A nova aposta da Funcom levou-me a uma viagem ao passado. Dos primeiro jogos de estratégia que me lembro de jogar, foram mesmo baseados na célebre história de Frank Herbert. Só que Dune: Spice Wars pertence a outra época na história dos videojogos.

O meu primeiro contacto com os famosos jogos de Dune, aconteceu com Dune II: Battle for Arrakis, desenvolvido em 1992 pelos idos Westwood Studios, os mesmos por detrás do não menos famoso Command & Conquer. Exactamente por isso, as semelhanças entre os dois títulos são muitas, com C&C de 1995 a herdar imensas ideias que Dune II tinha introduzido. E é impossível não identificar outras tantas semelhanças no ainda mais famoso Age of Empires que chegou em 1997. A influência nos jogos de estratégia por parte dos RTS de Dune é, portanto, longa. Ouvir que regressa agora num novo título foi uma óptima notícia.

Mas, como já dei a entender, os tempos são outros para o género RTS (Real Time Strategy ou Estratégia em Tempo Real). Embora a fórmula icónica dos jogos clássicos baseados em Dune II ainda esteja por aí, outros tantos títulos de estratégia introduziram uma nova jogabilidade, intitulada de “4X”. Esta é uma abreviatura de “Explore, Expand, Exploit, Exterminate” ou “Explorar, Expandir, Tirar Partido e Exterminar”, numa tradução muito livre. E o que faz é tentar reformular a forma como os RTS são jogados.

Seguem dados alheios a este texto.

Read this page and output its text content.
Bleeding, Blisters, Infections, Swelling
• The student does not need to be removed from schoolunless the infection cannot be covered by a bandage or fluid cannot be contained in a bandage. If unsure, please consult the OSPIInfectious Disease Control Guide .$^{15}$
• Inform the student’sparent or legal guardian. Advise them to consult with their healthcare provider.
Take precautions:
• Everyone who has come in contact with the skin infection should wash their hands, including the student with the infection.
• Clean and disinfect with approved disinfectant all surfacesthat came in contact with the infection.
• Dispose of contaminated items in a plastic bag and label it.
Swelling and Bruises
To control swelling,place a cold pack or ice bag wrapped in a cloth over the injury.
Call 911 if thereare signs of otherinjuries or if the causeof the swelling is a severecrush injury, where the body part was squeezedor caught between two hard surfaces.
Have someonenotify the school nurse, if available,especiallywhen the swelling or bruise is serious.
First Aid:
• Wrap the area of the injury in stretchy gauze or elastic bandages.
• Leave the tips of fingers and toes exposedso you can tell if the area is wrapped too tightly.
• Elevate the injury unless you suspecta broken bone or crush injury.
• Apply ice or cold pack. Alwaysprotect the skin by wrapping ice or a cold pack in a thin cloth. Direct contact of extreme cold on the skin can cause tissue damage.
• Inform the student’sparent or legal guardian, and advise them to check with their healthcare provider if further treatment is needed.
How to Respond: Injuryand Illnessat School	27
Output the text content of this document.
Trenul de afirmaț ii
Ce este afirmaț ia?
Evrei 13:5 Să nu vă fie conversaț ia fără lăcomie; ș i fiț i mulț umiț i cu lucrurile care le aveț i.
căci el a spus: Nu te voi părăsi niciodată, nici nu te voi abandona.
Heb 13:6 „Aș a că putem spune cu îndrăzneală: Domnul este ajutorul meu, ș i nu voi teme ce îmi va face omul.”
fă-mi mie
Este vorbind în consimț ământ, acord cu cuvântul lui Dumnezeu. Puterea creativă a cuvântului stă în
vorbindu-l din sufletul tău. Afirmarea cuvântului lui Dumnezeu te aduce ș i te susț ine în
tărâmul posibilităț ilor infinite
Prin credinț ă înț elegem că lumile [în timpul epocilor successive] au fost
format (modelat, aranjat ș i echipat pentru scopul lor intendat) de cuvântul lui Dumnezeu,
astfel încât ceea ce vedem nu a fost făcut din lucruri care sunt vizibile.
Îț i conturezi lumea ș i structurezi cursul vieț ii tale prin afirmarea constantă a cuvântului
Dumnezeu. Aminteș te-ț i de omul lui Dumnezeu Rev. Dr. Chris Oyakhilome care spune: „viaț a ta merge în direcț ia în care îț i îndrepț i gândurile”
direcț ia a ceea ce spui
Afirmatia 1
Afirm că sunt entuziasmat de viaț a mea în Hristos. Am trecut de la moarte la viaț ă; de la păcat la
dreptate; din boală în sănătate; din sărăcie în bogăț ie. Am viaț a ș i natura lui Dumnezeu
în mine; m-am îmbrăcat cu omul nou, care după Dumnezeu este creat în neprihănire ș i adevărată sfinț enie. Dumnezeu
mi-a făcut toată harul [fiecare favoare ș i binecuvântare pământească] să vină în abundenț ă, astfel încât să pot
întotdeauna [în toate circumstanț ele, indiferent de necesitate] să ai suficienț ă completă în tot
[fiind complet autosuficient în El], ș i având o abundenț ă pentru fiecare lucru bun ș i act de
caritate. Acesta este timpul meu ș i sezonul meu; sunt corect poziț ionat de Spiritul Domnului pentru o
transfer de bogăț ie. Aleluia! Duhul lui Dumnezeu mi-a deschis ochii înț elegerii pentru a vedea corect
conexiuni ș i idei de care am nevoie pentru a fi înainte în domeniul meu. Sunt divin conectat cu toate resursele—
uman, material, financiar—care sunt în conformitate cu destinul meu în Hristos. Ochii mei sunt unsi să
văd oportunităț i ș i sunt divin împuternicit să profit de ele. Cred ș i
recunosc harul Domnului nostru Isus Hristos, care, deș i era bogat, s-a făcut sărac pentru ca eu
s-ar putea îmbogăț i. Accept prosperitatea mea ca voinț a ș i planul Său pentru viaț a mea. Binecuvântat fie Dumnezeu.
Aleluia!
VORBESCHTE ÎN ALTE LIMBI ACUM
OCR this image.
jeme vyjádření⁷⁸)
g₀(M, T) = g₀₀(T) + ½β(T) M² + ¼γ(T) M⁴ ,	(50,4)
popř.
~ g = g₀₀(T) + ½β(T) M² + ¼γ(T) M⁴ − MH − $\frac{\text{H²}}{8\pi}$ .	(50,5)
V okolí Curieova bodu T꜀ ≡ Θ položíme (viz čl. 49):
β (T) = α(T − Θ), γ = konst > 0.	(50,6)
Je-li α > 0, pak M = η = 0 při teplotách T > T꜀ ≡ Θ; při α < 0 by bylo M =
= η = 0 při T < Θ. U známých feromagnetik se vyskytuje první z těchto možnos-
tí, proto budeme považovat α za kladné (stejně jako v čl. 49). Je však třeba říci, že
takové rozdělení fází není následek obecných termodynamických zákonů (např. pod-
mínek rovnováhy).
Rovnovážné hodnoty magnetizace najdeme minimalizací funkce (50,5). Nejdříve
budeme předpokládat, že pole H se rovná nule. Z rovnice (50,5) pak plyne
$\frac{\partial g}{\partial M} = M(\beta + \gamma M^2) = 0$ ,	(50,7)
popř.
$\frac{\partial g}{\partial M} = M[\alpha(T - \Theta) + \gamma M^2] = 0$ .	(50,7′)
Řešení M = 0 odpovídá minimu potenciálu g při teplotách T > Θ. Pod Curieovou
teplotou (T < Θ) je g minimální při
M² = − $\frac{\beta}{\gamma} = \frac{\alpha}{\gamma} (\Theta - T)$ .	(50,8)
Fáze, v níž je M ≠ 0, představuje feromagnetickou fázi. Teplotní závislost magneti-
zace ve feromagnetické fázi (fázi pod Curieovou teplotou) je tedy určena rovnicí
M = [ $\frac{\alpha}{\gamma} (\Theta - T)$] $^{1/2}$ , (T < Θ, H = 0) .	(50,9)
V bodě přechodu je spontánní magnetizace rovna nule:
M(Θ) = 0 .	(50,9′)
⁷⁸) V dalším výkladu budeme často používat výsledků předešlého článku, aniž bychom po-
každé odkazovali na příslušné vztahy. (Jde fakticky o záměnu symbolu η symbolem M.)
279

Nos jogos clássicos, para ganharmos uma sessão teríamos de simplesmente ter mais recursos e o maior exército para conquistar ou destruir os opositores. Por mais que achem que é uma lógica simplista, foi com isto que crescemos e levou milhões a apreciar o género RTS. Ao longo dos anos, o modelo foi sofrendo várias mutações, com títulos cada vez menos virados para os combates massivos ou, pelo contrário, ainda mais focados nesse aspecto. O género 4X, por seu lado, uma mistura de vários mundos, foi ganhando tracção, tornando-se hoje em dia dominador.

O que este género faz é criar uma menor dependência do combate directo, sendo apenas um quarto da sua acção. A exploração de recursos, a expansão de território, mas também a influência política e a espionagem (os jogos de bastidores, portanto), ganham muito maior protagonismo. O que resulta em jogos bem menos dependentes do maior exército, mas sim do maior engenho para lidar nas quatro frentes. Confesso que é, para mim, um género menor, já que prefiro mais acção directa que diplomacia.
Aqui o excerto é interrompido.